How appropriate he should live on a cliff, how in keeping with the edginess of the man himself.
She stretched her arms overhead, her eyes adjusting to the dim room lit only with a few pale streaks of morning sun. Not that she could afford to lounge around. In a Tacoma winter it could be nearly eight in the morning already.
Her toes protesting the chilly hardwood floors, she searched for something more appropriate to wear than a sheet or her evening gown currently crumpled in a corner. She’d kicked the designer dress off and away in her frenzy to be with Carlos again, in his bed, then in the hot tub, before returning to his room, certain she was too exhausted for more. Only to have him prove her wrong.

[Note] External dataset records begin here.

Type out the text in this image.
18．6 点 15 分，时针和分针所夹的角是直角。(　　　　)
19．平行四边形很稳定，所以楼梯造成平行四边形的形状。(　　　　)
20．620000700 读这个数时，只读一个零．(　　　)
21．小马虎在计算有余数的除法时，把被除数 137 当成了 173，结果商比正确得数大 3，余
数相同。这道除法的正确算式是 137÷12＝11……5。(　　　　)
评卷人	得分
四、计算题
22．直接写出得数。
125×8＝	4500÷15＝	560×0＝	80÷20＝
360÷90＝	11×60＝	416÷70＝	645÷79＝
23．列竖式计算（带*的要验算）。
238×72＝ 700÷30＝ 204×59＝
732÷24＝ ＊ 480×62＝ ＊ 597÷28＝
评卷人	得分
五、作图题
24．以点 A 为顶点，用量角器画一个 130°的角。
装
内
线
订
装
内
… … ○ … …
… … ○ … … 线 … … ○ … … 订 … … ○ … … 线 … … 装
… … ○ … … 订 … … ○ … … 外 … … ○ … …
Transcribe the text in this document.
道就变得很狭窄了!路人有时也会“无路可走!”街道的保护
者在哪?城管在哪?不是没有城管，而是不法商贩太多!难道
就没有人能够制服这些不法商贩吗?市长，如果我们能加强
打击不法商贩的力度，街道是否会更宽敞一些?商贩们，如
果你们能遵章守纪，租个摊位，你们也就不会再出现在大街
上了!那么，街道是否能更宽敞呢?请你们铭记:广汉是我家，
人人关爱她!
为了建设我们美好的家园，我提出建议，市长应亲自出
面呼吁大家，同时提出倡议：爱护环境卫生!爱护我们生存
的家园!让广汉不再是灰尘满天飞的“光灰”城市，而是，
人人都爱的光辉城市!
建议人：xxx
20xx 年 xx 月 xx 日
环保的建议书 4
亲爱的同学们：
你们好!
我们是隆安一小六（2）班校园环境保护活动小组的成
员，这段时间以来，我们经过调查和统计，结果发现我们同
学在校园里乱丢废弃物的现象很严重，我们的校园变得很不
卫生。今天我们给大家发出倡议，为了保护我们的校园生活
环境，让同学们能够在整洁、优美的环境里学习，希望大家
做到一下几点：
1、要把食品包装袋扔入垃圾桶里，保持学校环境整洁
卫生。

A smile on her lips, she plucked his tuxedo shirt off the bedside lamp. Apparently she’d thrown his clothes around too. The crisp fabric still carried his scent, stirring her all over again with languid memories of making love until the blend of them together made a sensual perfume.
She found him in his kitchen, another simple room with the bare essentials—stainless steel appliances with black-and-white tiles.
And one hot chef wearing only a low-slung pair of scrubs that showcased his taut butt as perfectly as any tailored tux.
The scent of frying bacon hung in the air as he tended the stove, a second pan in place with batter in a measuring cup.
He pivoted toward her. And with one look at his emotionless eyes, the stark set of his jaw, all the warmth seeped from her. He took in her standing there in his shirt and…nothing. He didn’t smile. He didn’t reach for her.
Carlos simply turned away. “Do you want breakfast?”
She wanted to tell him to go to hell. Instead she said, “I think it’s best if I just go.”
Still, like a fool, she hesitated, giving him a chance to say something softer, nicer. Instead, he just opened the refrigerator and pulled out a carton of milk.